From the second of Virgil’s Georgics, translated by David Ferry:
It’s spring that adorns the woods and groves with leaves;
In spring the soil, desiring seed, is tumid,
And then the omnipotent father god descends
In showers from the sky and enters into
The joyful bridal body of the earth,
His greatness and her greatness in their union
Bringing to life the life waiting to live.
Birdsong is heard in every secluded thicket,
And all the beasts of the field have become aware
That love’s appointed days have come again.
The generous earth is ready to give birth
And the meadows ungirdle for Zephyr’s warming breezes;
The tender dew is there on everything;
The new grass dares entrust itself to the news
Suns of the new days and the little tendrils
Of the young vines have no fear of a South Wind coming
Nor of a North Wind from a stormy sky;
The vine brings forth its buds; its leaves unfold.

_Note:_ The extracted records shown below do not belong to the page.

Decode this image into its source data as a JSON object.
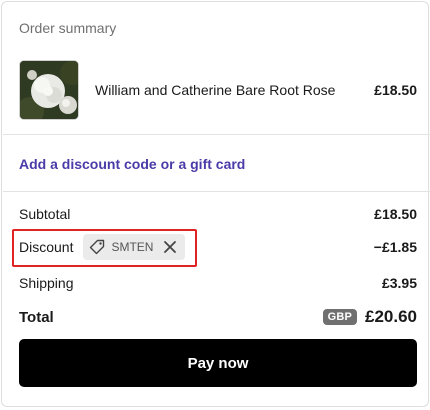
{
  "order_summary": {
    "title": "Order summary",
    "product": {
      "name": "William and Catherine Bare Root Rose",
      "price": "£18.50",
      "thumbnail_icon": "white-rose-image"
    },
    "discount_link": "Add a discount code or a gift card",
    "lines": {
      "subtotal": {
        "label": "Subtotal",
        "value": "£18.50"
      },
      "discount": {
        "label": "Discount",
        "code": "SMTEN",
        "value": "−£1.85",
        "tag_icon": "tag-icon",
        "remove_icon": "close-icon"
      },
      "shipping": {
        "label": "Shipping",
        "value": "£3.95"
      }
    },
    "total": {
      "label": "Total",
      "currency": "GBP",
      "amount": "£20.60"
    },
    "pay_button": "Pay now"
  },
  "colors": {
    "link": "#4a3ba8",
    "highlight_border": "#e02424",
    "pay_button_bg": "#000000",
    "currency_badge_bg": "#707070",
    "code_chip_bg": "#ebebeb"
  }
}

I think it must have been that just such days
As these were the shining days when the world was new;
Everywhere it was spring, the whole world over;
The East Wind held in check its winter winds;
The beasts drank in the light of that first dawn;
The first men, born of the earth, raised up their heads
From the stony ground; the woods were stocked with game,
And the first stars came out in the sky above.
Nor could the tender plants endure their lot
If spring’s relief were not to intervene
Between the heat of summer and winter’s cold.